PC makers like HP, Acer, and more are typically provided with early access to new and updated versions of Microsoft's OS so they can test them out and pre-load them onto upcoming systems.
Windows 8.1 is scheduled to be released to consumers later this year as a free update for Windows 8 users. Microsoft has not announced a hard release date yet, but promised more details in the coming months.
A preview version of Windows 8.1 was released at Microsoft's Build conference in San Francisco last month. As we noted in our hands-on, "the new OS make helpful changes to the user interface, [and] drastically improves built-in search, SkyDrive cloud syncing, and the Windows app store. The included set of modern apps also get refreshes, and business and security features get bolstered."
Microsoft's Jensen Harris provided another Windows 8.1 demo at WPC, which highlighted how Windows 8.1 is "optimized to work great on small-form-factor devices and portrait view."
"He also demoed the Reading List app that lets you share articles from the web and content from other apps to read later which roams with you across your Windows devices through the cloud courtesy of SkyDrive," Microsoft said in a blog post.
The demo also highlighted the updated search experience on Windows 8.1, which is powered by Bing, including music search via Xbox Music.
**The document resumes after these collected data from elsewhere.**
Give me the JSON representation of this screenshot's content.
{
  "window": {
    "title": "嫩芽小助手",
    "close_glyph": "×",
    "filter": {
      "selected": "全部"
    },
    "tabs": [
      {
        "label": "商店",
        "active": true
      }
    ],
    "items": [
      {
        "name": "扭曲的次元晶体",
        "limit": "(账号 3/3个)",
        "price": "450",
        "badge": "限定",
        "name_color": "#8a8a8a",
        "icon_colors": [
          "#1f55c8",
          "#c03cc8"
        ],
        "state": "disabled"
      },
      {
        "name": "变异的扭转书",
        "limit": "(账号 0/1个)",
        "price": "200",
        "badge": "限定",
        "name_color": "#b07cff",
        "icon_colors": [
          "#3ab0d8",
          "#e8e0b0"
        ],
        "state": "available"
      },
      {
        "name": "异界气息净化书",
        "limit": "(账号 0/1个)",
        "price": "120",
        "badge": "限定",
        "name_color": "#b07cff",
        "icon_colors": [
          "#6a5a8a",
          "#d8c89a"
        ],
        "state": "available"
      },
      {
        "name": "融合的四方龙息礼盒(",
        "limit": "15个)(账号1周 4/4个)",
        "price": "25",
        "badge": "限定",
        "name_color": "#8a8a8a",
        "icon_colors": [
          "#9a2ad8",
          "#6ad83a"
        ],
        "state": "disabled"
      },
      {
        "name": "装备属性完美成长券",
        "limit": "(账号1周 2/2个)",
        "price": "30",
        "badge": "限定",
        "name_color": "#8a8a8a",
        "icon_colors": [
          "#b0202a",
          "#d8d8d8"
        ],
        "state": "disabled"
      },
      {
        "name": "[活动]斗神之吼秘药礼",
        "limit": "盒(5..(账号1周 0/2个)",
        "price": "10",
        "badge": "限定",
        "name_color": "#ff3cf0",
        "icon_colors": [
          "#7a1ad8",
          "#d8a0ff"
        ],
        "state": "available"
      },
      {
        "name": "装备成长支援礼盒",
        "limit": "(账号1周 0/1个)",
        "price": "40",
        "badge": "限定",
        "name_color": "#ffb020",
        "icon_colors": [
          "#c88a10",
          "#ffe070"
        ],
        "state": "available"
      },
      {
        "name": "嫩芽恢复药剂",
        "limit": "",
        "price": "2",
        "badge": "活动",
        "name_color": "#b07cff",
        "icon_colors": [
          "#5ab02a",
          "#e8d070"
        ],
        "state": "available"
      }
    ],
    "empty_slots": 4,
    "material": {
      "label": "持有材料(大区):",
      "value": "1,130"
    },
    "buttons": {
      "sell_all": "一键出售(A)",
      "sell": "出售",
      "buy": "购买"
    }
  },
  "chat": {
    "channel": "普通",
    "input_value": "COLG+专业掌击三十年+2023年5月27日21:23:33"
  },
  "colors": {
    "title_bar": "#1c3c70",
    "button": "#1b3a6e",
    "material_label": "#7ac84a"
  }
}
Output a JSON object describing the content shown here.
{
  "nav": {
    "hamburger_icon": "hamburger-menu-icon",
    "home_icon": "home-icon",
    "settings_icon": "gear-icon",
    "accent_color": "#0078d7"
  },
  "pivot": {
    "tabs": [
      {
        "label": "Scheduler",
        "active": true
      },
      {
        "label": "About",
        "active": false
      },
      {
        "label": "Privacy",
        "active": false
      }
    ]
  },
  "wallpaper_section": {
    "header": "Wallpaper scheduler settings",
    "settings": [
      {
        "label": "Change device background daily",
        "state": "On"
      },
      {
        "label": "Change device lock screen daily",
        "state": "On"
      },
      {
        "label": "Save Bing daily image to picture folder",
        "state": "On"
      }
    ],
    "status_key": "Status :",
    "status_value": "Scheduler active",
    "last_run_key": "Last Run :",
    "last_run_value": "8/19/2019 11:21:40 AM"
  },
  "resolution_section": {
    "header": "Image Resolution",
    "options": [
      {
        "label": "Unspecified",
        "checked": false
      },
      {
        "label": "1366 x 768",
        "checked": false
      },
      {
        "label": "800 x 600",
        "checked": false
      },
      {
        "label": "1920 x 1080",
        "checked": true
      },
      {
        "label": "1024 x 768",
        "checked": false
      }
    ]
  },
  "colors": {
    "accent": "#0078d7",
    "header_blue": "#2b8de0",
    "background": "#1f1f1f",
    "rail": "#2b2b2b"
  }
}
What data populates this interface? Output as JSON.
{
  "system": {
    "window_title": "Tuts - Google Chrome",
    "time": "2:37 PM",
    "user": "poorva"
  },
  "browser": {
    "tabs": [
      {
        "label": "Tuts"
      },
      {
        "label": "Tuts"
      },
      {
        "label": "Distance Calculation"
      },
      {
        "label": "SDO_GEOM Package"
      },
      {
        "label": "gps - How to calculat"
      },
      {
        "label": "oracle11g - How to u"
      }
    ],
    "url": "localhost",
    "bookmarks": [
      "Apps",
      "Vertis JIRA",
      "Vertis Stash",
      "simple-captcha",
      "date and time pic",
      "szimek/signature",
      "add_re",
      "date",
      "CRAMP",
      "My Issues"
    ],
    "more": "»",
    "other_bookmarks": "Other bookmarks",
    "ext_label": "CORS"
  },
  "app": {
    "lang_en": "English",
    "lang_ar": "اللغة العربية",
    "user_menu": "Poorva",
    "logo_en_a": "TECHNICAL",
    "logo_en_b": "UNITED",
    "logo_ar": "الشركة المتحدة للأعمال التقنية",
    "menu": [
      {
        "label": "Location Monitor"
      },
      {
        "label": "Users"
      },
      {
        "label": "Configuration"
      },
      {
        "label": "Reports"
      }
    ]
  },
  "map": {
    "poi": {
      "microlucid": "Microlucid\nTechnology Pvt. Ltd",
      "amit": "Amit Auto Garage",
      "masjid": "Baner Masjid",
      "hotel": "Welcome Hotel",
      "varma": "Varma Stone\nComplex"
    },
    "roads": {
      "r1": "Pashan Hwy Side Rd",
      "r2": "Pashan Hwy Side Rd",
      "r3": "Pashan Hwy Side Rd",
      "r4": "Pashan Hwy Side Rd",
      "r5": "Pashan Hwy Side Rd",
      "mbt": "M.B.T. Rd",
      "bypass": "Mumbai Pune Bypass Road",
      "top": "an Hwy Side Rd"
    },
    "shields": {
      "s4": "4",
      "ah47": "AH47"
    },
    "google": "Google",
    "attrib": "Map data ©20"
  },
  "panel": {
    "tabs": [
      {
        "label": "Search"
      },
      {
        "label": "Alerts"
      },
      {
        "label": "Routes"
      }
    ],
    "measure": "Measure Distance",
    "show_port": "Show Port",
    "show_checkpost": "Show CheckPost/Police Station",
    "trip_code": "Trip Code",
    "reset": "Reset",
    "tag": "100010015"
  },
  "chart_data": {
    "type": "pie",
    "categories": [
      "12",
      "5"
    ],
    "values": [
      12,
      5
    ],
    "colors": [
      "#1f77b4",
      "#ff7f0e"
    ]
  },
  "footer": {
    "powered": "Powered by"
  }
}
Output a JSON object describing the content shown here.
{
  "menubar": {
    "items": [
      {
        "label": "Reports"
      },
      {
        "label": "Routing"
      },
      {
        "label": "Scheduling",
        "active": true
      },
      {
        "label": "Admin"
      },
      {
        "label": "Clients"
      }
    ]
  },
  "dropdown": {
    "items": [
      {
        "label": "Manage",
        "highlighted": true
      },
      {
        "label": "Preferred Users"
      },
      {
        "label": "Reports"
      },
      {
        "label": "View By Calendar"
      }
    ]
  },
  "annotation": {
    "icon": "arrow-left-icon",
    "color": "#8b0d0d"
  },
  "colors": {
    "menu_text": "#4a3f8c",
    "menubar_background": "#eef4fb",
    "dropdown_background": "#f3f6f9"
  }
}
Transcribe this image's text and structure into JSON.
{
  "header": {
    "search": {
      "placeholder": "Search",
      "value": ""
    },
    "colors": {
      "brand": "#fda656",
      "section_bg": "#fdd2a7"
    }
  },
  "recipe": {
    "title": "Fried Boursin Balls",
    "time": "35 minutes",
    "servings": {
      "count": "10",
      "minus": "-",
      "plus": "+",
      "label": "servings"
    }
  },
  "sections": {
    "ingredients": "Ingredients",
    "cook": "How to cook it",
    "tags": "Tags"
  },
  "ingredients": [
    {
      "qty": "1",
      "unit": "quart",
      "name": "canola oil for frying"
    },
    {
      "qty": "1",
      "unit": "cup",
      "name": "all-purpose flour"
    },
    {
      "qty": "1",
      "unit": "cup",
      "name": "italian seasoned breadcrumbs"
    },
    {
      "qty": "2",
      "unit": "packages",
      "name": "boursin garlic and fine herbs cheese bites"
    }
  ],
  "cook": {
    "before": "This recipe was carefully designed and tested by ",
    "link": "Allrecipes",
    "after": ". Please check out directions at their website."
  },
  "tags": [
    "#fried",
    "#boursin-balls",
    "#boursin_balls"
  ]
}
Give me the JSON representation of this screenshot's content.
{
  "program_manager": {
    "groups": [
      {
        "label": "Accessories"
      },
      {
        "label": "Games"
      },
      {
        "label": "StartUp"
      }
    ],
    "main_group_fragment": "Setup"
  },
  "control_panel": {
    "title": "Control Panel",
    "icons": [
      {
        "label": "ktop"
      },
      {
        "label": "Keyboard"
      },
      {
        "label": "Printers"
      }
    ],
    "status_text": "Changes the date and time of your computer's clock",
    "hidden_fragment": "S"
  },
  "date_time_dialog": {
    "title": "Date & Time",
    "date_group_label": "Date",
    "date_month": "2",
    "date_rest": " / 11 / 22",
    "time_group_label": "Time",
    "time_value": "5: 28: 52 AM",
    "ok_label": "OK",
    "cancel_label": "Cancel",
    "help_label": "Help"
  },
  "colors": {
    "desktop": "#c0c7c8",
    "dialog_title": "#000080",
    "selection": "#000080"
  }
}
Users "can share a webpage to the Xbox Music app where it 'scrapes' the webpage for mentions of songs to create a playlist for you based on the music mentioned on a webpage," Microsoft said.
WPC attendees also got a look at Miracast, which is built into Windows 8.1 and streams HD video and audio over Wi-Fi to another display like a TV. "With Surface Pro, [Harris] essentially turned a TV into a whiteboard with the OneNote app," Microsoft said.